Linux使用Chunk数据结构来管理per-CPU变量的分配,当要分配某个size的per-CPU变量时,每个CPU的per-CPU变量副本都在同一个chunk当中分配,如果一个chunk分配满了,那么会再新增一个chunk.

为了便于分配与查找,Linux按照每个Chunk的空闲空间的size将Chunk链接到不同的list中,每次分配时从满足allocate size要求且空闲空间最小的list中的chunk中进行分配。(There are usually many small percpu allocations many of them being as small as 4 bytes.  The allocator organizes chunks into lists according to free size and tries to allocate from the fullest one.)



下面是源码分析:

参考源代码: Linux 3.10


Linux实现per-CPU模块的源文件主要位于 /include/linux/percpu.h 和 mm/percpu.c中。

struct Chunk定义如下:

struct pcpu_chunk {
	struct list_head	list;		/* linked to pcpu_slot lists */
	int			free_size;	/* free bytes in the chunk */
	int			contig_hint;	/* max contiguous size hint */
	void			*base_addr;	/* base address of this chunk */
	int			map_used;	/* # of map entries used */
	int			map_alloc;	/* # of map entries allocated */
	int			*map;		/* allocation map */
	void			*data;		/* chunk data */
	bool			immutable;	/* no [de]population allowed */
	unsigned long		populated[];	/* populated bitmap */
};

list: 用于将每个Chunk链接到pcpu_slot lists中,pcpu_slot是一个list_head数组,Linux将所有的Chunk按照其空闲空间的大小链入pcpu_slot数组对应的list中。

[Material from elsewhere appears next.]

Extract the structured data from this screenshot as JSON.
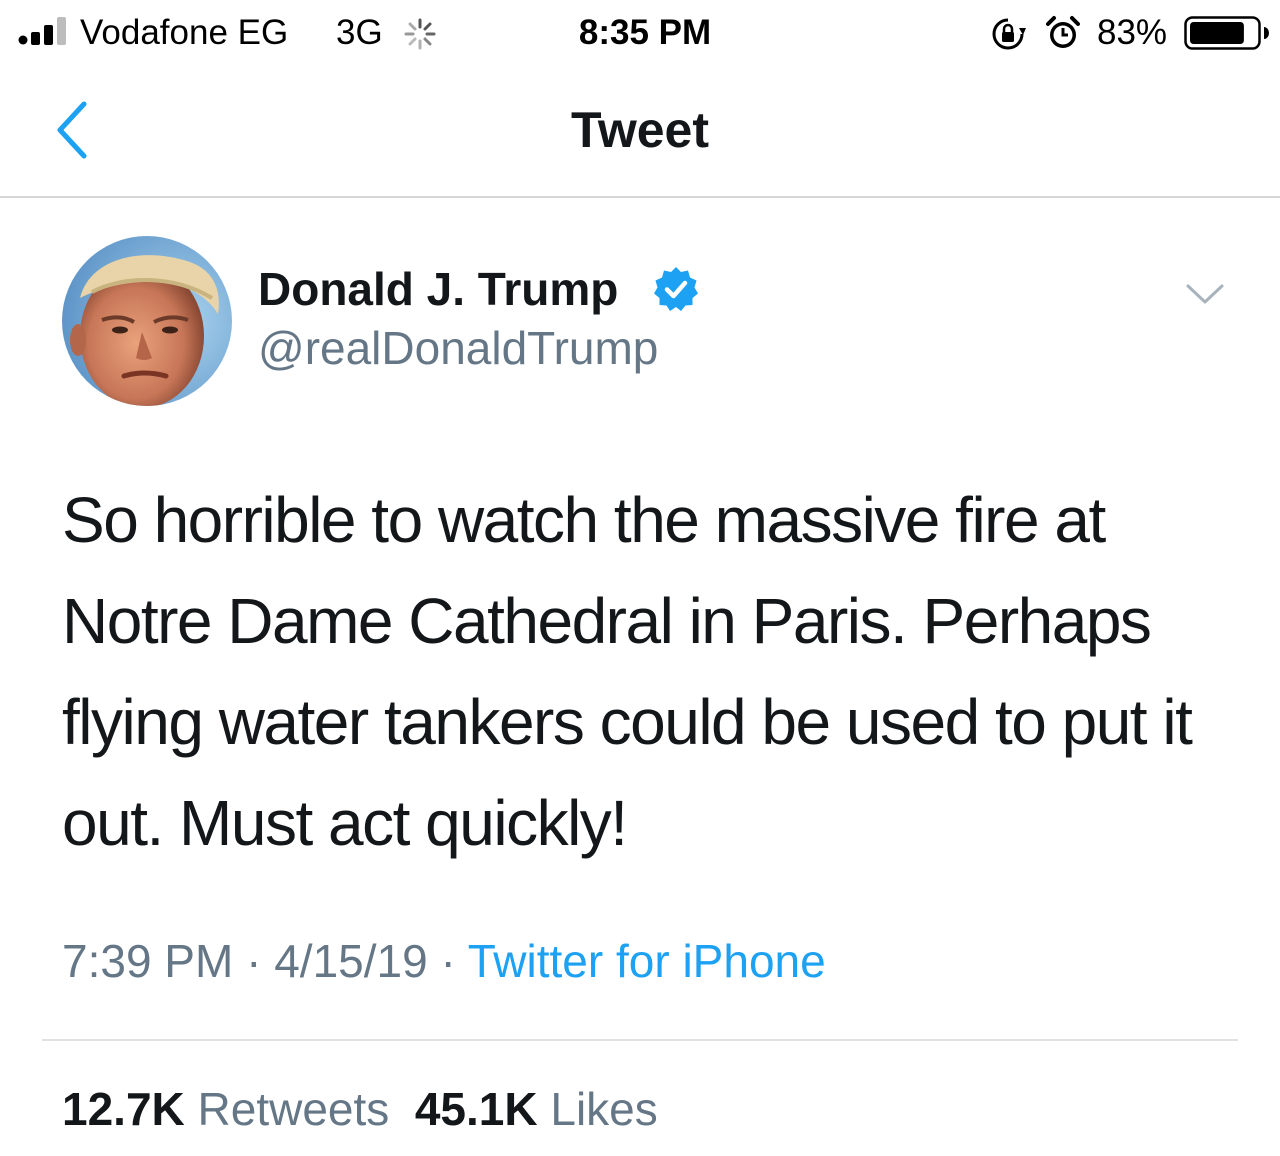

free_size: 表示此Chunk空闲空间的大小。

contig_hint: 最大的连续的空闲size

base_addr: 这个Chunk所管理的memory的起始地址(虚拟地址)

map_used: map数组中的已使用成员个数 

map_alloc: map数组的大小

map: 用于分配size的数组

Chunk使用map数组来实现指定size的分配,每个数组成员是一个int类型的值,记录了一个分配好的size或一个free size(正数表示可分配的size,负数表示已经分配出去的size),map数组大小初始化为PCPU_DFL_MAP_ALLOC,map_used初始化为1,表示只用了一个map成员来记录,因此初始化后map数组只有map[0]有效,大小为整个Chunk可供分配的size(正数),表示现在Chunk为空。在运行的过程中每当有新的size分配请求,Chunk会在map数组里寻找满足要求的空闲的size,找到后分配指定的size并记录在map数组中,最后将空闲的size减去己分配的size,必要的话会根据情况将某些空闲的size合并。随着不断的进行各种size的动态分配,map_used会一直增长,当初始化的map大小不够用的时候map数组的大小也会增长。(Allocation state in each chunk is kept using an array of integers on chunk->map.  A positive value in the map represents a free region and negative allocated.  Allocation inside a chunk is done by scanning this map sequentially and serving the first matching entry. )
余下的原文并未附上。